ZoneFox, a world-class security platform that effectively combats the growing issue of insider threats to businesses through user behaviour analytics and machine learning, today launches its latest product version, ‘ZoneFox 3.3’. It centres around a specialist feature known as ZoneFox Compliance Reporting, which has been specifically designed to assist businesses with some of the key requirements they must follow in order to become and remain compliant with the impending General Data Protection Regulation (GDPR) as well as HIPAA, SOX and PCI DSS.
With the addition of Compliance Reporting, ZoneFox enables businesses to be alerted and provided with in-depth, real-time analysis in the instance of a regulatory breach or when data has been transferred without the correct authorisation.
This means activities, which under GDPR would leave organisations liable to a hefty fine, will automatically be flagged by ZoneFox. These include instances such as exfiltration and data leaks, data being sent to unauthorised non-EEA and non-exempt countries, data being accessed by dark web browsers and unauthorized processing of known files containing data subject records such as downloads to removable media or processing.

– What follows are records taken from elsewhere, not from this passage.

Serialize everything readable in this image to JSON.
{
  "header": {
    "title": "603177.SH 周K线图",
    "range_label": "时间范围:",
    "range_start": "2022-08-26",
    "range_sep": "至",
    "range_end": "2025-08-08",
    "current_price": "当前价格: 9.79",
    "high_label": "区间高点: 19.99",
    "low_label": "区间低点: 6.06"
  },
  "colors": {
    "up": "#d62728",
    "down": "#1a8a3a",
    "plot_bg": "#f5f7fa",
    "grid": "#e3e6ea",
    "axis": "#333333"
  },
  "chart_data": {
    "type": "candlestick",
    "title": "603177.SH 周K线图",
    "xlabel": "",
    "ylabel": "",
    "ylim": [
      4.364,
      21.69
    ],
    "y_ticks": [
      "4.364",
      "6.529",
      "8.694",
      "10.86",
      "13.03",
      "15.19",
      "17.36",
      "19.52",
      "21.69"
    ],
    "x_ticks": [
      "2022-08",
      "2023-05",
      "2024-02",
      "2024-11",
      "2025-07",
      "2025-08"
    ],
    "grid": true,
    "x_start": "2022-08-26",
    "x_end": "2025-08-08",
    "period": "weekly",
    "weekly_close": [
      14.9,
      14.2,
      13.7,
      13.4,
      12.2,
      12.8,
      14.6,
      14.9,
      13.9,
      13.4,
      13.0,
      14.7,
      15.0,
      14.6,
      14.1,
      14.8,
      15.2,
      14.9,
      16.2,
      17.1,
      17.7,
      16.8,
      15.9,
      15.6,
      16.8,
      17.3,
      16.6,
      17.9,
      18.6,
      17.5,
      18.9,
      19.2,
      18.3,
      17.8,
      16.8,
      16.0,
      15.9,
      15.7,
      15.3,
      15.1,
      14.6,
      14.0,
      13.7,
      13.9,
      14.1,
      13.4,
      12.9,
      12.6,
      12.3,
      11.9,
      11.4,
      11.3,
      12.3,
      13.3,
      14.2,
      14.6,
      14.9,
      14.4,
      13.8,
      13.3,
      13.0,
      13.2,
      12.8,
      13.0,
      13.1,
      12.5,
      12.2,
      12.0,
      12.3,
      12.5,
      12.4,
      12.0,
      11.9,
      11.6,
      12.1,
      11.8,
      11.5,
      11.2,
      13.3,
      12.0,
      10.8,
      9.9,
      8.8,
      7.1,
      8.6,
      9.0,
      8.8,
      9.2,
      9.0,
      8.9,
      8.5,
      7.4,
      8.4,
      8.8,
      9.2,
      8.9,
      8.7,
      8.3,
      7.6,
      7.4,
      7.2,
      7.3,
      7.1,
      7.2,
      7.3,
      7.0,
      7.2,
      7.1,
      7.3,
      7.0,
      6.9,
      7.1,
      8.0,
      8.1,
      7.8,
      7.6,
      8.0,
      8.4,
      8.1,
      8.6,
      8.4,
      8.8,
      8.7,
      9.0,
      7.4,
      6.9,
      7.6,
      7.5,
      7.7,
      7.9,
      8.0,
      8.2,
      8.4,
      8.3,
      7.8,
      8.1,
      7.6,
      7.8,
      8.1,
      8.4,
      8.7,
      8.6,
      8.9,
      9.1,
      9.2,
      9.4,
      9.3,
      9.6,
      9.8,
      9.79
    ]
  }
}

ZoneFox’s software runs silently and unobtrusively in the background of an employee’s device – without compromising individual privacy. This allows it to provide a high-level overview of activity and enables security teams and Data Protection Officers to rapidly access forensic data so they can respond to, and manage, potentially non-compliant activity efficiently and effectively.
When such breaches occur, an alert will appear on the ZoneFox dashboard, providing full details and a forensic trail of what has happened; for instance, which employee is at the centre of the breach, how it happened, what device was used and how it falls foul of GDPR. Unlike other solutions, ZoneFox monitors for irregular behaviour, both on and off a company’s network – meaning that, for instance, even if a breach occurs when an employee takes their laptop home, the security team will be swiftly alerted and effectively informed.
Security teams will also have the ability to start a countdown timer once they spot a specific incident. This has been designed to comply with GDPR rules that state any data breach must be reported to a Supervisory Authority (SA) within 72 hours of being acknowledged.
Commenting on the launch of the latest product version, ZoneFox Product Manager, Stephen Budd said: “GDPR is a game changer that is going to affect any businesses that are operating digitally. The authorities have made it very clear that they will come down hard on any firm that suffers a data breach, whereby sensitive data is compromised. As an organisation that is passionate about protecting against the insider threat, we believe this latest product upgrade is going to be a real asset in dealing with what are, in effect, quite complex and daunting new regulations.
“With the addition of compliance reporting, ZoneFox enables organisations to rapidly understand where compliance regulations have been breached, how it has happened and what needs to be done to effectively bring it under control, all in a detailed but easy to digest way. We are able to do this because our technology expertly monitors the user behaviour that puts a business at risk and quickly brings this to the attention of security teams.”
While ZoneFox goes a long way to provide thorough and fast analysis in regards to assisting businesses adhere to the rules associated with GDPR, it does not guarantee they will be compliant with the regulation.